The Creation of the dataset used for training the model (and tricks used, if there are any)
From my knowledge, the basic way to train a model for controlNet with Stable-Diffusion is to obtain some dataset, e.g. images and their "canny-Edges", give the canny-edge as the condition to control net (along with text prompts, possibly) and try to predict the original image.
Assuming this model followed the same principle, the question is what dataset was used to make this model, and how was it obtained: A naive guess would be that the dataset is creative-manually created images of beautiful QR-codes, and the condition is the plain black-and-white original QR-code.
Such dataset seems pretty hard to manually create (and this seems unlikely that tens of thousands of such images were created, which is known to be the minimal amount for training a controlNet). So what was the dataset and how was it created/obtained.
Assuming this model didn't precisely follow this principle, what were the changes and what tricks were used to make it work?
These questions hold great value for the community of researchers working and looking into those topics, so I (and the entire community) would greatly appreciate your response.
Thanks in advance. :)
Tagging people I think to be relevant:
@achiru
@vyril
I plan to release datasets and methodology once I finish my work on the SDXL version, right now I prefer to focus the little time I have on training (I get asked about everyday when the SDXL model releases).
Right now everything is a bit of a mess, I don't want to release my scripts / datasets as is, that's why I'll take care of that when I don't have to worry about the SDXL version anymore.
I'll leave this issue open until then.
@achiru
Understood, thanks for the response. Just out of curiosity if you could at least shortly write in a couple of words the idea of the creation (simply what does the dataset look like and a headline of how you got it/created it) that would be awesome.
Thanks again
The short version is: Try out different luminance (as it was for qr codes at first) patterns on top of existing images. The patterns should be generic enough to make the model generalize to all types of input, but not too general otherwise the training does not converge.
A lot of patterns could work, still not sure which ones are the absolute best, especially for illusions which are more generic than qr codes.
thanks for sharing some info.
Here is my attempt: https://civitai.com/models/137638#heading-2386 but it's not good so far (pixelizing 8x8). I thought about trying different luminance-interpretations (grayscale, HSV, LAB), randomly varying the pattern (warping), creating metaballs or adding random masks to make it generalize more. My idea is to use normal images and automatically convert them to a pattern instead of collecting thousands of stylized QR codes.

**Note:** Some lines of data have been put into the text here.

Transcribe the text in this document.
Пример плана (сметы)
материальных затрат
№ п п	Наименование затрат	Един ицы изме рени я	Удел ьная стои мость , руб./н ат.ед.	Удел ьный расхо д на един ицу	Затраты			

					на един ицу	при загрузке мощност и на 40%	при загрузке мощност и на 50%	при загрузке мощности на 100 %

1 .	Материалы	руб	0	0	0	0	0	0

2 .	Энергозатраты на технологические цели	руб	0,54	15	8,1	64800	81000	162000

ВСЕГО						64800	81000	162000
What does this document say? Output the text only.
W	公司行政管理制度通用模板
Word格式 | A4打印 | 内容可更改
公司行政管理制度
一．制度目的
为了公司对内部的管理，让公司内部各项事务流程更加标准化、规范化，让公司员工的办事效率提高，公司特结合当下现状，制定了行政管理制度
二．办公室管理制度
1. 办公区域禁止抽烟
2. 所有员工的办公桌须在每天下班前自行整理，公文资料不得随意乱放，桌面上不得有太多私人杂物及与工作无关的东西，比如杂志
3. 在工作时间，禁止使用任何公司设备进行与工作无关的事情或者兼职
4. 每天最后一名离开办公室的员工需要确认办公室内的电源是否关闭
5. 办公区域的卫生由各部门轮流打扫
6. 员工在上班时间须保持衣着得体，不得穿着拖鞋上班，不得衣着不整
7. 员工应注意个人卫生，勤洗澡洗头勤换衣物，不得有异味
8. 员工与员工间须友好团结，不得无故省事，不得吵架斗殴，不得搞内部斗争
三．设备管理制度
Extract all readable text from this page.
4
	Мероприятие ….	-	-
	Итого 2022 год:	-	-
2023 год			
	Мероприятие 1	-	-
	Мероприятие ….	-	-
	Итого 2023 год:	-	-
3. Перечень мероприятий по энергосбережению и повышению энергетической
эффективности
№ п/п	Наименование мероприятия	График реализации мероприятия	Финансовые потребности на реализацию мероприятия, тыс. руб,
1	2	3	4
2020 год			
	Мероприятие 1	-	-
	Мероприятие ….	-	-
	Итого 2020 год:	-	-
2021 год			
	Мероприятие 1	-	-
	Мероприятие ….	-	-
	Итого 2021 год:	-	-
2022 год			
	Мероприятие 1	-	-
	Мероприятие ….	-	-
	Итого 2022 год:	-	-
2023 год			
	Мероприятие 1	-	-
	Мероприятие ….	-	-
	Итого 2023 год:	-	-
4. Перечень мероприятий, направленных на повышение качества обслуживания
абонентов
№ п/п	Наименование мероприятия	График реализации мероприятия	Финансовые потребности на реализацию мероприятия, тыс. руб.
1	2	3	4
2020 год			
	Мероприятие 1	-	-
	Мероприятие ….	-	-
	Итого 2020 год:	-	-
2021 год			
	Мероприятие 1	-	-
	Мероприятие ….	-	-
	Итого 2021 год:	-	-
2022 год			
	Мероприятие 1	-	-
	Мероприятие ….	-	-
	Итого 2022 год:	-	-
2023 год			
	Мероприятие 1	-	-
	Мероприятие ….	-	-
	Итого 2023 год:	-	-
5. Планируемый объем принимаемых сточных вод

I'll try to make a blogpost or something like this next week, I didn't realize people were interested in that, I need to dig up my 1.5 training data, as I don't remember what I used specifically for v1 and v2 models.
(For me it was more like v9 and v37 out of ~50 versions)
What I do remember is that v1 vs v2 is: More data, and a lot of fiddling around, some patterns work differently with different hyperparameters etc...
Once I get around doing the post, we can discuss all of that in more detail if need be.
you are aware of all the craze about monster QR on reddit, right?
what batch size and gradient accumulation did you use?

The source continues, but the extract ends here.